Excitement was also generated by the remark of a judge regarding the case of two policemen who, having been ordered to a remote region in 1994, raped two women there. He wrote: "When policemen are away from home, their sexual instincts are strongly aroused at the sight of women. That must be taken into account in evaluating this case."
In 1983 the Indian parliament passed some laws to better protect women against such violation. A special category of serious crime was delineated for the rape of wards and dependents in the exploitation of a work relationship or an official position. In such cases, among other things, the burden of proof was shifted from the plaintiff to the defendant. But this law is seldom enforced.
The Supreme Court has repeatedly admonished lower courts to consider, in cases of rape, that in India's strongly patriarchal society, which places a high value on a woman's chastity and ostracizes raped women, a woman or girl would not bring such charges lightly and thereby risk her reputation and her chances of marriage. To date, such admonitions have had little impact. But at least a few judges have lately begun voluntarily to seek the advice of women's organizations about women's problems in dealing with police and the judiciary.
Independents, the Left and Fundamentalists
Progress in this area is hampered by differences within the women's movement - differences, for example, between independent feminists and extreme left-wing groups, nationalists and religious fundamentalists.
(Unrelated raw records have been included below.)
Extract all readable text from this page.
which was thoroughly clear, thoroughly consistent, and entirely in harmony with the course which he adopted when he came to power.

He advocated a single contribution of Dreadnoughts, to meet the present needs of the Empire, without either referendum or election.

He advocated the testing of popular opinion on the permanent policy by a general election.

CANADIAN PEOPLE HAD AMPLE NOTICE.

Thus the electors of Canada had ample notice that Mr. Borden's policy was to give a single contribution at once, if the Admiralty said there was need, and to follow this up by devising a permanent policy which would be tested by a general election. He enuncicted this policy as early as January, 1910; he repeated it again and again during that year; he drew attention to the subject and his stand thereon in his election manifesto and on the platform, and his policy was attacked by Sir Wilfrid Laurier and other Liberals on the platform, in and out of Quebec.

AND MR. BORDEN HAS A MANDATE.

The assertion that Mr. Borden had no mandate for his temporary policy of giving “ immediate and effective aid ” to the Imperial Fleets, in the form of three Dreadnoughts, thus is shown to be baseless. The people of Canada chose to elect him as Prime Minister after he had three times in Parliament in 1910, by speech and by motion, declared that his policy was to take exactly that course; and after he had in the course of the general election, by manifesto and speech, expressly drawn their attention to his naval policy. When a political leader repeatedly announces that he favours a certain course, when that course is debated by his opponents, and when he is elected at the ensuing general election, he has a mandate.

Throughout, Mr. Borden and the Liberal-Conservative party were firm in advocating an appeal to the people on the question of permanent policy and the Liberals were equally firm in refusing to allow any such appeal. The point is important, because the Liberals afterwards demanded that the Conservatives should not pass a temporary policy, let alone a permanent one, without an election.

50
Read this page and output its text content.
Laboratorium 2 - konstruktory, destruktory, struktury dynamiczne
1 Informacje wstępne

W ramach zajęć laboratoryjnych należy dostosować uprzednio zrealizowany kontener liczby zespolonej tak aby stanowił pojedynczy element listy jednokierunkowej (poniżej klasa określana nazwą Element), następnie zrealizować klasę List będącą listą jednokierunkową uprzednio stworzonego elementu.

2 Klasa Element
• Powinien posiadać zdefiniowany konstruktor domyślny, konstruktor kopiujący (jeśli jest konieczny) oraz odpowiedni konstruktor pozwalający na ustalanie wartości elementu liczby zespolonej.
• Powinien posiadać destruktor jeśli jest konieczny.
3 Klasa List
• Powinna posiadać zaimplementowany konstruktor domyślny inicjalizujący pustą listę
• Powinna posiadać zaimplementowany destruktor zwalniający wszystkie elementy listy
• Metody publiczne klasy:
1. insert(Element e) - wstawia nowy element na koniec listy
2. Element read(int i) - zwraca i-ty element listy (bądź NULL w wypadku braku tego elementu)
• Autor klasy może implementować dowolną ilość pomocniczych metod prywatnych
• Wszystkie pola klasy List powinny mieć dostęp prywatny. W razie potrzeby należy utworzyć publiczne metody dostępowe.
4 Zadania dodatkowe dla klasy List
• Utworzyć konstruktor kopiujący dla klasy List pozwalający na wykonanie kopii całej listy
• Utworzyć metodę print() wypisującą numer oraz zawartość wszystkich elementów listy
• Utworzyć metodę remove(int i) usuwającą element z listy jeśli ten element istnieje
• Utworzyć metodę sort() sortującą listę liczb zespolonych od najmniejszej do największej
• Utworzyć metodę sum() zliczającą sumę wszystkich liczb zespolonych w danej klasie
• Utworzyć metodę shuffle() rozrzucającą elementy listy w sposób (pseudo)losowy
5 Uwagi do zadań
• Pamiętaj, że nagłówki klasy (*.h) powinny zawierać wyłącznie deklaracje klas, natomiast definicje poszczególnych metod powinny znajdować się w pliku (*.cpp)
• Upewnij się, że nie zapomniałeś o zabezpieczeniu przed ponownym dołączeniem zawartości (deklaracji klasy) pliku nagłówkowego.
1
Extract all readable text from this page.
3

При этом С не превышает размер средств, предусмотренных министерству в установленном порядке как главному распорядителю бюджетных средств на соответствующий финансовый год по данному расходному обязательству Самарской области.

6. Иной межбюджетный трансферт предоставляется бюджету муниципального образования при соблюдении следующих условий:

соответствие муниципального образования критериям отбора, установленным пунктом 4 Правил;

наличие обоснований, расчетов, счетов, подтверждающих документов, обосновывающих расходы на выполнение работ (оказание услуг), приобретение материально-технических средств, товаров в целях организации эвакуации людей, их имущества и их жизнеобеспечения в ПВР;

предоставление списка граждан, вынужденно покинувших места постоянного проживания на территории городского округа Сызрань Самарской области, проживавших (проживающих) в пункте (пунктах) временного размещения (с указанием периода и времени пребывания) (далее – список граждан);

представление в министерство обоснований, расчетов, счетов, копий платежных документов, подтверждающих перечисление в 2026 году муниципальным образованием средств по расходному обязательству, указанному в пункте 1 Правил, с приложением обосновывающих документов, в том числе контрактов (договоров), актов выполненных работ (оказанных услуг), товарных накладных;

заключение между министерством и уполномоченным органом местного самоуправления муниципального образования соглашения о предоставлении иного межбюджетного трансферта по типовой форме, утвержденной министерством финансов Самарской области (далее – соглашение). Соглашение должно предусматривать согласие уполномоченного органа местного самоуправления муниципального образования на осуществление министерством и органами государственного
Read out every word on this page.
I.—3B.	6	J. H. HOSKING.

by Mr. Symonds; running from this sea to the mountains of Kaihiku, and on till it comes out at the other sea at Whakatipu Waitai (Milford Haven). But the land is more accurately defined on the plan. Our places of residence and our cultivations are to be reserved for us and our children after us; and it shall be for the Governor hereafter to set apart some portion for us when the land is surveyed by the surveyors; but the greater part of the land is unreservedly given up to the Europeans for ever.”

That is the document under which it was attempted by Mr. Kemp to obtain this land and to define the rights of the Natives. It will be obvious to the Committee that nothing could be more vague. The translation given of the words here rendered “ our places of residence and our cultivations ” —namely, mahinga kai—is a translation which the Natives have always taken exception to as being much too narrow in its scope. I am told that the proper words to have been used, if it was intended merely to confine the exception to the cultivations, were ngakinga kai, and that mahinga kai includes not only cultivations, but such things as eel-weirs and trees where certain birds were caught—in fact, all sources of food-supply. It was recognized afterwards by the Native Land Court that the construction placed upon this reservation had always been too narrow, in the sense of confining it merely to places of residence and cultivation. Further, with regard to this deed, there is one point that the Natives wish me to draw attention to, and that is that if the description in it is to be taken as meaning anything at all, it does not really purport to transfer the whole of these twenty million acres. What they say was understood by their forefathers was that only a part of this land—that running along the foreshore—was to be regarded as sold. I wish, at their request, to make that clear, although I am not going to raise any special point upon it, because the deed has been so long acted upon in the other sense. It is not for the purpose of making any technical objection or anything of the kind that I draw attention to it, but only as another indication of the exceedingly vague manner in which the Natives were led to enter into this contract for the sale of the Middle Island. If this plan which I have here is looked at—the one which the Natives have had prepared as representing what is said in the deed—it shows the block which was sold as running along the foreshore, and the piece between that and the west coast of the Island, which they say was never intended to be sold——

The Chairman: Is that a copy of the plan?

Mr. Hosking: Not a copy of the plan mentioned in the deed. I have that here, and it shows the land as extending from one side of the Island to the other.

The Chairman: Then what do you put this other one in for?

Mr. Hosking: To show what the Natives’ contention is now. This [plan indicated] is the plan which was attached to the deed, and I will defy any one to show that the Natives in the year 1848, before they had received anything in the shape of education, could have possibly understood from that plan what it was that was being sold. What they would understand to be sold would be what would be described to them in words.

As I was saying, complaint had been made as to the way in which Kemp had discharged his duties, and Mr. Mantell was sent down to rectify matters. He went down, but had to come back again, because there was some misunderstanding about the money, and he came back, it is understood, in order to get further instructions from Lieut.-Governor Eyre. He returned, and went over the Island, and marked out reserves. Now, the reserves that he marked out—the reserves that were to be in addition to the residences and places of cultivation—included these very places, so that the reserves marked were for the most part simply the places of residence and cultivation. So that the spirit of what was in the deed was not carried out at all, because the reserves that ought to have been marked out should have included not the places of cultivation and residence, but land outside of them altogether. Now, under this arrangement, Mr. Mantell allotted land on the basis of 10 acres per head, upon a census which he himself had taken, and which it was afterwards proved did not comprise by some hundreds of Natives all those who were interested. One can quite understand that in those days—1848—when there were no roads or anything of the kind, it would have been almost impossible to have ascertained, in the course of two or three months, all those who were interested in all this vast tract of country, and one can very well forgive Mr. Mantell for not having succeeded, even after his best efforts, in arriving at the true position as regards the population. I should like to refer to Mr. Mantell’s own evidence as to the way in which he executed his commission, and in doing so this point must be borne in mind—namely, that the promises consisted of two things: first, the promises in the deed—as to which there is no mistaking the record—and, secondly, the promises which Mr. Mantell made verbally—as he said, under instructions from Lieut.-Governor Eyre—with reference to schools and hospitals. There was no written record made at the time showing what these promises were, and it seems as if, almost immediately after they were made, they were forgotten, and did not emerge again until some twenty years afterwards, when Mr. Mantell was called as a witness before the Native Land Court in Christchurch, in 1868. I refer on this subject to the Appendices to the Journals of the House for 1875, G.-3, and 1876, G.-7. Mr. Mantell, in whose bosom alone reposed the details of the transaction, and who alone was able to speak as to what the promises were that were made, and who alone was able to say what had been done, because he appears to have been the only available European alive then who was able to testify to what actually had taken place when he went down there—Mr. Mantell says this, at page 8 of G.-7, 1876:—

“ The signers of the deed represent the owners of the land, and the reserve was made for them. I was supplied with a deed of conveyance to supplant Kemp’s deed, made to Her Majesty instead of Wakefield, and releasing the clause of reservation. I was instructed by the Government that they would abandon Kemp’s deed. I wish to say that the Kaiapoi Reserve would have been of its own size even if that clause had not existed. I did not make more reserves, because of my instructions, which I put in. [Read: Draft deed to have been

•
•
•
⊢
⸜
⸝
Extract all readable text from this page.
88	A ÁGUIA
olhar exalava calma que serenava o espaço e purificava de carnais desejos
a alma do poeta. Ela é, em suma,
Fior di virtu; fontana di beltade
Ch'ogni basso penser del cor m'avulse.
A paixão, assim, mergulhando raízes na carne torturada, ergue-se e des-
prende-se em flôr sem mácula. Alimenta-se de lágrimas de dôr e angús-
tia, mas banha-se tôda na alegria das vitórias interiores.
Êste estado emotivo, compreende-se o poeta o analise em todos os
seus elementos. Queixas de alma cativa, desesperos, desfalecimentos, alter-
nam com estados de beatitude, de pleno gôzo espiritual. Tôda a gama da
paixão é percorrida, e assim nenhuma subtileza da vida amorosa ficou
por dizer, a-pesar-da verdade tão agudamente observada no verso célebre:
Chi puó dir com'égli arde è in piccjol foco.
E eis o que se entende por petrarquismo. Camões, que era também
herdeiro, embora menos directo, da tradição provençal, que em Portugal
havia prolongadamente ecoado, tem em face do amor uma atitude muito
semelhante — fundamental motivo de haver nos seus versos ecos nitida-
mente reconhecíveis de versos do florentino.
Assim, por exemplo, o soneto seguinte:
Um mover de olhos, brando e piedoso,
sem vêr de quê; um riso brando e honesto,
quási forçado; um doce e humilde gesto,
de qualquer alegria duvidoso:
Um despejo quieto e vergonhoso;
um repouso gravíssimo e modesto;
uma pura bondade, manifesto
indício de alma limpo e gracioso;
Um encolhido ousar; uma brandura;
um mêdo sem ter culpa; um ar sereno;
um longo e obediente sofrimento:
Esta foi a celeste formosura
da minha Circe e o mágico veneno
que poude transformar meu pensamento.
The independents see the struggle for women's rights as a battle of the sexes, which can be eliminated only if women unite against the patriarchy. The far left, on the other hand, views the cause as part of the class struggle and insists that the emancipation of women can be achieved only through a victory of the working class over capitalism. Hindu fundamentalists and Hindu nationalists, for their part, accuse the feminists of propagating Western ideas and spurning their Indian heritage - though the only thing they accept as the "Indian heritage" is Brahmanism.
The figure of Sita in the 2000-year-old "Ramayana" epic has become a focal point in the debate over the position and role of women. Sita is the wife of Rama, and the epic depicts her abduction by the demon Ravana and her rescue by Rama. After her liberation, Sita undergoes a trial by fire in order to prove to her jealous and suspicious spouse that she had remained faithful to him while in Ravana's realm. Nevertheless Rama continues to doubt her faithfulness and banishes her, after which she remains faithful and obedient to him even in exile.
To Hindu traditionalists and fundamentalists, Sita is the model of the dutiful wife, unquestioningly submissive to her husband. That is how it is taught in the nation's schools and in most Hindu families. Recently, however, some feminists have reinterpreted the Sita legend. They no longer see her as a model, but as typifying the faithful and humble wife who is physically and emotionally mistreated by a typically egotistical, heartless and unfeeling husband.